In 1903 there was but one dealer listing for automobiles, and it was not on Capitol Hill, but on “Bike Row,” or on Second Avenue, near Madison Street. There Fred Harrell’s Cycle Company sold motorcars as an alternative to bikes and trolleys for a very few well heeled customers. Our first auto, a Wood’s Electric, arrived here in the summer of 1900. Another twenty years of improvements in machines and roads were needed for the motorcar to become commonplace following World War One.
The historical scene here is from 1909 when this garage and showroom at the northeast corner of Belmont and Pike was brand new, and owners Arthur Nute and J. Trafton Keena had set their joined initials, “N & K,” in tiles at the top of buildings supporting columns. We may imagine the urge to drive away with one of the luxury Packards twice on display: in the show room and on the street.
A century later luxury cars are still sold at this corner and the dapper and gregarious Phil Smart, standing near the front door, is celebrating both his golden anniversary here with Mercedes, and this September his own 90th birthday as well. “Senior,” Smart’s popular name, is the neighborhood’s good-humored stalwart.
Also this year the Seattle City Council under the leadership of councilman Tom Rasmussen, gave its unanimous decision to designate this now old “Auto Row” neighborhood as a conservation district with incentives to restore or incorporate old buildings, like this one, into future plans.
WEB-ONLY EXTRA
Jean writes:
Phil Smart Senior, affectionately known around the dealership he founded as “Senior”, gamely posed for our repeat, even renting a bowler from Brocklind’s for the occasion. He welcomed me into his office with the genuine charm and affability of a great salesman – in the best sense and perhaps the rarest, that of a man who knows and perhaps fosters a simple truth: it’s not just about the car, it’s about you and me.
He told me about his hero Patton – a rare portrait of whom hangs on his office wall – in whose motorized unit he served during the war, thereby missing the birth of Phil Smart Junior. About his long marriage to his wife and sweetheart. About his forthcoming 9oth birthday, at which I expressed genuine amazement – really, some are blessed with damn fine genes.

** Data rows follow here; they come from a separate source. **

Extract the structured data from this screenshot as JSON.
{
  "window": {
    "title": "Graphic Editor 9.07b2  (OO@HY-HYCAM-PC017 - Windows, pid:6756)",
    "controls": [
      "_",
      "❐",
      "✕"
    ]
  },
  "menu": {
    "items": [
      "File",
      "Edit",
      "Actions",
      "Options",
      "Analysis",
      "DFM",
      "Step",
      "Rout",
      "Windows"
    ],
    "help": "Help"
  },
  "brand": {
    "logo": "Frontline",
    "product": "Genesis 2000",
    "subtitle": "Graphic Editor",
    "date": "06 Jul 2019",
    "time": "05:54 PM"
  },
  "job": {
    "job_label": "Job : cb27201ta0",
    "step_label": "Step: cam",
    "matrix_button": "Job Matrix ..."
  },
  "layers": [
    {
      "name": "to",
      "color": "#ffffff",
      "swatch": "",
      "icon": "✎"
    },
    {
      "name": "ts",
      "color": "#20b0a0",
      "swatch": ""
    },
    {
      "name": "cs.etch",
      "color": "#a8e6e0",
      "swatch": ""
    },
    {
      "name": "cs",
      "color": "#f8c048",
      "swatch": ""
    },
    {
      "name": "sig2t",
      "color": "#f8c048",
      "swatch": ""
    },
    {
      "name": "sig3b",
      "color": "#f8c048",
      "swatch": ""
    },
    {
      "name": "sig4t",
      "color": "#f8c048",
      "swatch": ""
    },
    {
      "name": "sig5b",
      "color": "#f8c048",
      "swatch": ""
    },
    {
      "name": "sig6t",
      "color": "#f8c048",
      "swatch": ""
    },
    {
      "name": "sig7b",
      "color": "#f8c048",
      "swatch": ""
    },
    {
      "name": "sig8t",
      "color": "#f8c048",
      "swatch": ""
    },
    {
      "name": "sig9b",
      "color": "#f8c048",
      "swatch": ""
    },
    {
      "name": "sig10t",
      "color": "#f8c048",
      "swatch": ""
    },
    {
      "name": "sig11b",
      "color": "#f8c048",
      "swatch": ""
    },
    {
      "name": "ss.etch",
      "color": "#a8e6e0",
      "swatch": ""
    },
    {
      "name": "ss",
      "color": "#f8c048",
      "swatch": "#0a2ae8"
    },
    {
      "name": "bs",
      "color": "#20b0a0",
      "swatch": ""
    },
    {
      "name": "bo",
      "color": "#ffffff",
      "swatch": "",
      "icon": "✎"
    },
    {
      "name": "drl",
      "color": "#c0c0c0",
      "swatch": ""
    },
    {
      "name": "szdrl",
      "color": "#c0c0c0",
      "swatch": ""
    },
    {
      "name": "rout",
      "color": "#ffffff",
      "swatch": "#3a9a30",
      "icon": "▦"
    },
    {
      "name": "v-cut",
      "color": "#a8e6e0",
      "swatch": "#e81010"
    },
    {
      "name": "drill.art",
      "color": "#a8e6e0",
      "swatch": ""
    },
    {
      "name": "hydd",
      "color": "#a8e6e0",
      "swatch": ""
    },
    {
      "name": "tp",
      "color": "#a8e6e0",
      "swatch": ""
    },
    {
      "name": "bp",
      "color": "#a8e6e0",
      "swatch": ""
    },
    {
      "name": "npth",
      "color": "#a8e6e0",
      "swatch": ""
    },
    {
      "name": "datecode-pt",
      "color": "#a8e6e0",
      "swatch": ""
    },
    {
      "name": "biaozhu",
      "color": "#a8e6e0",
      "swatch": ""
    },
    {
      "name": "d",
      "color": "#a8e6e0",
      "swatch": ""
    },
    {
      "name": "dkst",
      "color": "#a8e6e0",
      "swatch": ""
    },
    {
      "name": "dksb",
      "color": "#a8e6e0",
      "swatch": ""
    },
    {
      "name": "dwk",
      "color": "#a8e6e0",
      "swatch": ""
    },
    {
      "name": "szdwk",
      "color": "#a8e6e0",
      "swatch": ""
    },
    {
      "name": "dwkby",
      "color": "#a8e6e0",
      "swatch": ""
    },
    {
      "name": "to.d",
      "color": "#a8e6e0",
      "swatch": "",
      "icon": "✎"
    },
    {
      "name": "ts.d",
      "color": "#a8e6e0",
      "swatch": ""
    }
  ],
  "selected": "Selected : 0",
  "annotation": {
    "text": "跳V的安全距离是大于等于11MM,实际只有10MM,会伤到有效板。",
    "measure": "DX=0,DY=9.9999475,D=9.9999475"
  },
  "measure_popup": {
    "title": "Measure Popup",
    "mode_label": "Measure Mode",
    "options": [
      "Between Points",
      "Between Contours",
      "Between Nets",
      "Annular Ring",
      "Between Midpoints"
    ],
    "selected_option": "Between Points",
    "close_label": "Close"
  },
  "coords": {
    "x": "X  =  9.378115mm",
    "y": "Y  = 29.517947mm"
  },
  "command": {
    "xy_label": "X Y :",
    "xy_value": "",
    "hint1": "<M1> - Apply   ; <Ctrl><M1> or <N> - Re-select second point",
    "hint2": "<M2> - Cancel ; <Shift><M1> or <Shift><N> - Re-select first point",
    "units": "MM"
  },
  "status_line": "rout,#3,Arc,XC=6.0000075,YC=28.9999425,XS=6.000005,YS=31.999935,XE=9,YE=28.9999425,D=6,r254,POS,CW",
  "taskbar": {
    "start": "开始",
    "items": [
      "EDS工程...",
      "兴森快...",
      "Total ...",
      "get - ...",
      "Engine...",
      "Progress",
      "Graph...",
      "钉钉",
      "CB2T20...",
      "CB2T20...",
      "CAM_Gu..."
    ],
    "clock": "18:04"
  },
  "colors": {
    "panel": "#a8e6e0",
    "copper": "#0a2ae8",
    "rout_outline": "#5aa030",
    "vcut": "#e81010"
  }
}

Senior still comes into the office several times a week, and he hasn’t lost the touch. During our session for the repeat photo above, wearing the bowler, and leaning casually up against the brick wall, he bantered easily with every passerby, offering them a sweet deal. And as I left, even I felt the pull – and I write as someone who has a built-in resistance to a sales pitch – but I really wanted to buy a car from that man.